I held myself in check with icy will, not willing to acknowledge how much the rejection of the silk was bothering me.
“You still do not understand,” I said, keeping my tone cold and detached. “This is merely one of many things you will be expected to accept in your role. You will be outfitted as befits your new station as the wife to a stone sky god.”
“Do all stone sky brides have to deal with this?” she asked tartly, like she’d sucked on something sour.
“I do not care what other stone sky brides do,” I hissed, control over my impatience cracking. “I only care about mine.”
Mine. The word had come out vicious. It startled Torrance, her defiance shifting to wariness.
“And sleeping in this room with you?” she said slowly. I stared at her mouth as she spoke. “That’s just one more thing I’ll have to accept, I suppose, considering you didn’t even bother to tell me.”

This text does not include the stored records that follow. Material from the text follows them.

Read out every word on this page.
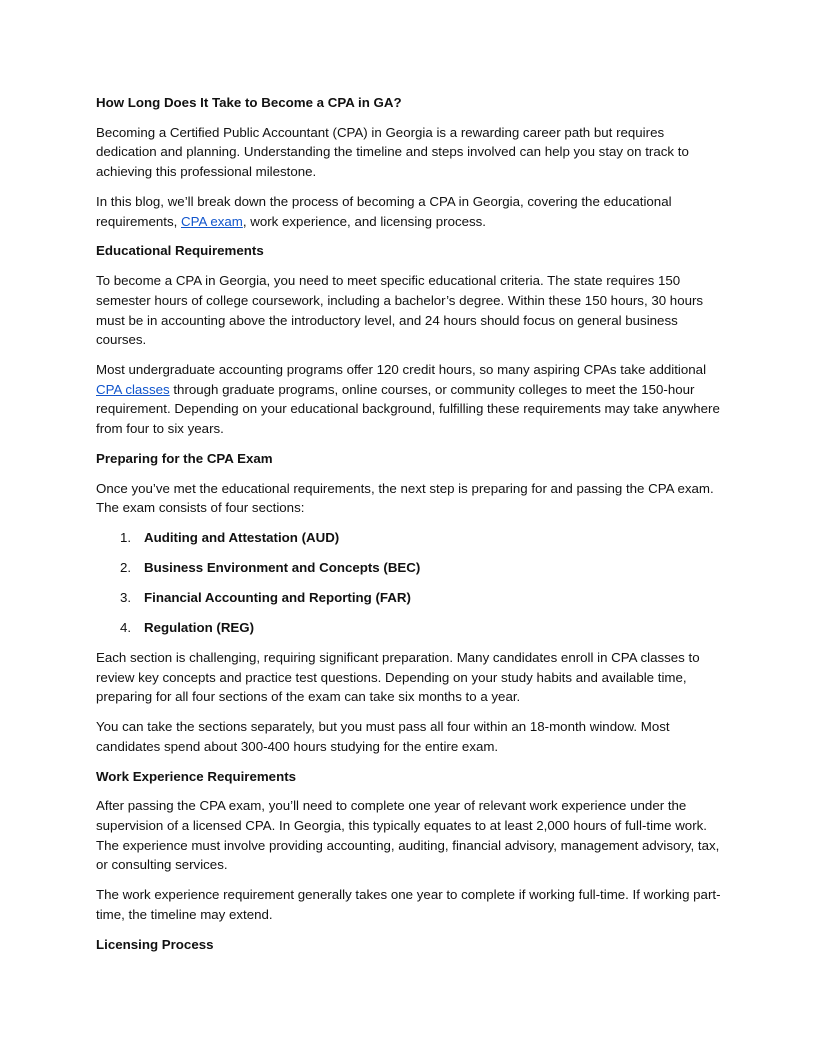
How Long Does It Take to Become a CPA in GA?

Becoming a Certified Public Accountant (CPA) in Georgia is a rewarding career path but requires dedication and planning. Understanding the timeline and steps involved can help you stay on track to achieving this professional milestone.

In this blog, we’ll break down the process of becoming a CPA in Georgia, covering the educational requirements, CPA exam, work experience, and licensing process.

Educational Requirements

To become a CPA in Georgia, you need to meet specific educational criteria. The state requires 150 semester hours of college coursework, including a bachelor’s degree. Within these 150 hours, 30 hours must be in accounting above the introductory level, and 24 hours should focus on general business courses.

Most undergraduate accounting programs offer 120 credit hours, so many aspiring CPAs take additional CPA classes through graduate programs, online courses, or community colleges to meet the 150-hour requirement. Depending on your educational background, fulfilling these requirements may take anywhere from four to six years.

Preparing for the CPA Exam

Once you’ve met the educational requirements, the next step is preparing for and passing the CPA exam. The exam consists of four sections:

1. Auditing and Attestation (AUD)
2. Business Environment and Concepts (BEC)
3. Financial Accounting and Reporting (FAR)
4. Regulation (REG)

Each section is challenging, requiring significant preparation. Many candidates enroll in CPA classes to review key concepts and practice test questions. Depending on your study habits and available time, preparing for all four sections of the exam can take six months to a year.

You can take the sections separately, but you must pass all four within an 18-month window. Most candidates spend about 300-400 hours studying for the entire exam.

Work Experience Requirements

After passing the CPA exam, you’ll need to complete one year of relevant work experience under the supervision of a licensed CPA. In Georgia, this typically equates to at least 2,000 hours of full-time work. The experience must involve providing accounting, auditing, financial advisory, management advisory, tax, or consulting services.

The work experience requirement generally takes one year to complete if working full-time. If working part-time, the timeline may extend.

Licensing Process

“Of course, you’ll sleep in this room,” I snapped. The silk was beginning to slide downwards. I let it go until it pooled around Torrance’s hips. “No newly mated stone sky god would sleep away from his bride. I’m surprised you would have expected otherwise. Is it different among humans?”
“Well, no, it’s not, but-”
“But what? I feel I have been very clear on the terms of this arrangement, Torrance. You must convince everyone, everyone, that you are my true mate. If you can’t even do that here among the Sionnachans, you will never make it past the keener eyes of other stone sky gods.”
Ah, there it was. That flare of pride I was growing to recognize in her.
“I can do it.”
“Good,” I said. “Now stand up so Aiko can drape you properly and get your measurements when she comes back. They won’t be much longer.”
It looked like I’d put acid under her tongue, but she did it all the same.